Jetzt wollt ich mal in einem einschlägigen Forum um Hilfe bitten, dass ich doch noch zu meinem Luft-Baller-Spaß komme.
Ich suche keinen Simulator, aber hätte trotzdem gern eine ansehnliche Grafik. Am liebsten wäre mir eins mit Jets, hätte aber auch nichts gegen ältere Modelle. Und es sollte unbedingt 21:9-formatig sein

Wäre dankbar wenn mir Jemand einen guten Spieletipp geben könnte \o/

mfg


----------



## Herbboy (7. Februar 2017)

Also, ein aktuell verfügbares Spiel wo du GANZ ohne Internet auskommst kann man an sich so gut wie vergessen. ^^  Was hast du denn überhaupt für Hardware? Hast du nen Joystick? Und wie viel "Sim" darf es denn sein? Oder suchst du ganz klar eher Luftkampf-Action, die leicht zu lernen und zu steuern ist? 
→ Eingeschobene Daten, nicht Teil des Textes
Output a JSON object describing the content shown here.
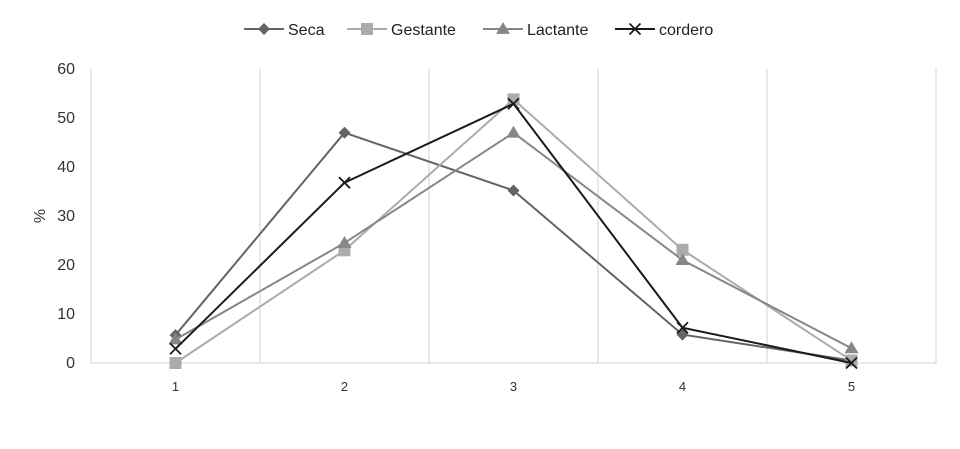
{
  "chart_data": {
    "type": "line",
    "title": "",
    "xlabel": "",
    "ylabel": "%",
    "categories": [
      "1",
      "2",
      "3",
      "4",
      "5"
    ],
    "ylim": [
      0,
      60
    ],
    "yticks": [
      "0",
      "10",
      "20",
      "30",
      "40",
      "50",
      "60"
    ],
    "grid": "vertical",
    "legend_position": "top",
    "series": [
      {
        "name": "Seca",
        "values": [
          5.7,
          47.0,
          35.2,
          5.8,
          0.5
        ],
        "color": "#646464",
        "marker": "diamond"
      },
      {
        "name": "Gestante",
        "values": [
          0.0,
          23.0,
          53.8,
          23.1,
          0.5
        ],
        "color": "#ababab",
        "marker": "square"
      },
      {
        "name": "Lactante",
        "values": [
          4.8,
          24.5,
          47.0,
          21.0,
          3.0
        ],
        "color": "#878787",
        "marker": "triangle"
      },
      {
        "name": "cordero",
        "values": [
          2.9,
          36.8,
          52.9,
          7.2,
          0.0
        ],
        "color": "#1a1a1a",
        "marker": "x"
      }
    ]
  }
}
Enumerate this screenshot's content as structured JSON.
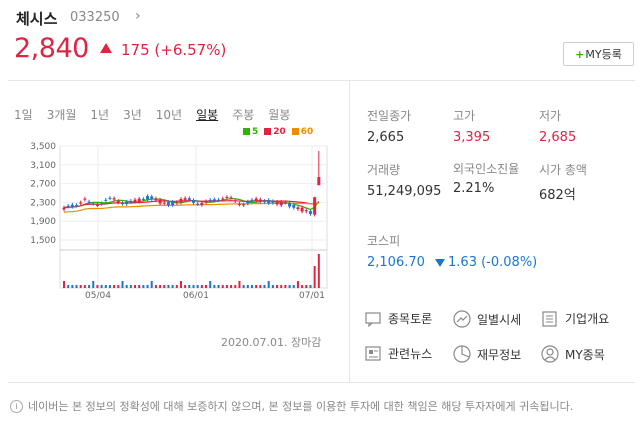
{
  "stock": {
    "name": "체시스",
    "code": "033250",
    "price": "2,840",
    "change": "175 (+6.57%)",
    "my_button": "MY등록"
  },
  "tabs": [
    "1일",
    "3개월",
    "1년",
    "3년",
    "10년",
    "일봉",
    "주봉",
    "월봉"
  ],
  "active_tab": "일봉",
  "legend": [
    {
      "label": "5",
      "color": "#2db400"
    },
    {
      "label": "20",
      "color": "#e12343"
    },
    {
      "label": "60",
      "color": "#f08c00"
    }
  ],
  "chart_data": {
    "type": "candlestick",
    "y_ticks": [
      "3,500",
      "3,100",
      "2,700",
      "2,300",
      "1,900",
      "1,500"
    ],
    "ylim": [
      1500,
      3500
    ],
    "x_ticks": [
      "05/04",
      "06/01",
      "07/01"
    ],
    "grid": true,
    "recent_candles": [
      {
        "open": 2040,
        "high": 2420,
        "low": 2000,
        "close": 2410
      },
      {
        "open": 2665,
        "high": 3395,
        "low": 2685,
        "close": 2840
      }
    ],
    "volume_spike": "2020.07.01"
  },
  "chart_date": "2020.07.01. 장마감",
  "stats": {
    "prev_close_label": "전일종가",
    "prev_close": "2,665",
    "high_label": "고가",
    "high": "3,395",
    "low_label": "저가",
    "low": "2,685",
    "volume_label": "거래량",
    "volume": "51,249,095",
    "foreign_label": "외국인소진율",
    "foreign": "2.21%",
    "mcap_label": "시가 총액",
    "mcap": "682억",
    "kospi_label": "코스피",
    "kospi_value": "2,106.70",
    "kospi_change": "1.63 (-0.08%)"
  },
  "menu": [
    {
      "label": "종목토론",
      "icon": "chat-icon"
    },
    {
      "label": "일별시세",
      "icon": "trend-icon"
    },
    {
      "label": "기업개요",
      "icon": "list-icon"
    },
    {
      "label": "관련뉴스",
      "icon": "news-icon"
    },
    {
      "label": "재무정보",
      "icon": "pie-icon"
    },
    {
      "label": "MY종목",
      "icon": "user-icon"
    }
  ],
  "footer": "네이버는 본 정보의 정확성에 대해 보증하지 않으며, 본 정보를 이용한 투자에 대한 책임은 해당 투자자에게 귀속됩니다."
}
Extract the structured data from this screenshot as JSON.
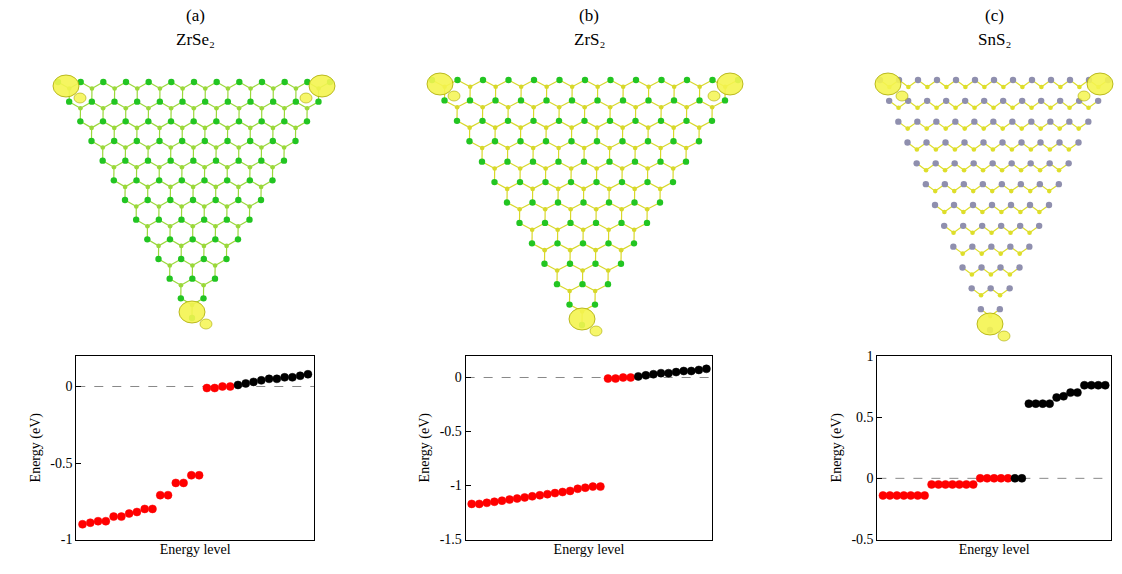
{
  "chart_data": [
    {
      "type": "scatter",
      "title": "(a)",
      "subtitle": "ZrSe₂",
      "x_label": "Energy level",
      "y_label": "Energy (eV)",
      "ylim": [
        -1,
        0.2
      ],
      "yticks": [
        -1,
        -0.5,
        0
      ],
      "tick_labels": "y",
      "marker": "circle",
      "reference_line": 0,
      "series": [
        {
          "color": "#ff0000",
          "values": [
            -0.9,
            -0.89,
            -0.88,
            -0.88,
            -0.85,
            -0.85,
            -0.83,
            -0.82,
            -0.8,
            -0.8,
            -0.71,
            -0.71,
            -0.63,
            -0.63,
            -0.58,
            -0.58,
            -0.01,
            -0.01,
            0,
            0
          ]
        },
        {
          "color": "#000000",
          "values": [
            0.01,
            0.02,
            0.03,
            0.04,
            0.05,
            0.05,
            0.06,
            0.06,
            0.07,
            0.08
          ]
        }
      ]
    },
    {
      "type": "scatter",
      "title": "(b)",
      "subtitle": "ZrS₂",
      "x_label": "Energy level",
      "y_label": "Energy (eV)",
      "ylim": [
        -1.5,
        0.2
      ],
      "yticks": [
        -1.5,
        -1,
        -0.5,
        0
      ],
      "tick_labels": "y",
      "marker": "circle",
      "reference_line": 0,
      "series": [
        {
          "color": "#ff0000",
          "values": [
            -1.17,
            -1.17,
            -1.16,
            -1.15,
            -1.14,
            -1.13,
            -1.12,
            -1.11,
            -1.1,
            -1.09,
            -1.08,
            -1.07,
            -1.06,
            -1.05,
            -1.03,
            -1.02,
            -1.01,
            -1.01,
            -0.01,
            -0.01,
            0,
            0
          ]
        },
        {
          "color": "#000000",
          "values": [
            0.01,
            0.02,
            0.03,
            0.04,
            0.04,
            0.05,
            0.06,
            0.06,
            0.07,
            0.08
          ]
        }
      ]
    },
    {
      "type": "scatter",
      "title": "(c)",
      "subtitle": "SnS₂",
      "x_label": "Energy level",
      "y_label": "Energy (eV)",
      "ylim": [
        -0.5,
        1
      ],
      "yticks": [
        -0.5,
        0,
        0.5,
        1
      ],
      "tick_labels": "y",
      "marker": "circle",
      "reference_line": 0,
      "series": [
        {
          "color": "#ff0000",
          "values": [
            -0.14,
            -0.14,
            -0.14,
            -0.14,
            -0.14,
            -0.14,
            -0.14,
            -0.05,
            -0.05,
            -0.05,
            -0.05,
            -0.05,
            -0.05,
            -0.05,
            0,
            0,
            0,
            0,
            0
          ]
        },
        {
          "color": "#000000",
          "values": [
            0,
            0,
            0.61,
            0.61,
            0.61,
            0.61,
            0.66,
            0.67,
            0.7,
            0.7,
            0.76,
            0.76,
            0.76,
            0.76
          ]
        }
      ]
    }
  ]
}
Das vermutlich beste Game der letzten Jahre ist A10 Warthog, aber das ist schon ziemlich Sim-lastig und nicht ganz ohne zu erlernen https://www.amazon.de/DCS-A-10C-Warthog-PC/dp/B004P8EIYC  davon gibt es eine Edition mit AddOn dabei, die auch erhältlich ist https://www.amazon.de/DCS-10C-Warthog-Extended-PC/dp/B01K9NX3GU


----------



## Purpler (7. Februar 2017)

Joystick kauf ich mir einen, wollt max. 100€ dafür ausgeben. PC hat genug Leistung, 32 Gig Ram und 21 GHz, und was ein "Sim" ist, weiß ich nicht gg
Für Schwierigkeitsgrad und so bin ich offen, sollte halt auf "andere Flugzeuge abschießen" rauslufen  Will kein Profizocker werden, soll nur als Zwishendurh Zeitvertreib dienen 
mfg


----------



## Herbboy (7. Februar 2017)

Purpler schrieb:


> Joystick kauf ich mir einen, wollt max. 100€ dafür ausgeben. PC hat genug Leistung, 32 Gig Ram und 21 GHz,


 Irgendwas mit 21 GHz gibt es nicht, was soll das sein? ^^  Oder meinst du 2.1 GHz bei der CPU? Nenn mal die CPU und Grafikkarte - wenn es da nicht passt, nutzen die 32Gb RAM rein gar nichts. Und wieso kommt SO ein offenbar recht neuer PC nicht ins Internet? Was für ein Windows hast du denn?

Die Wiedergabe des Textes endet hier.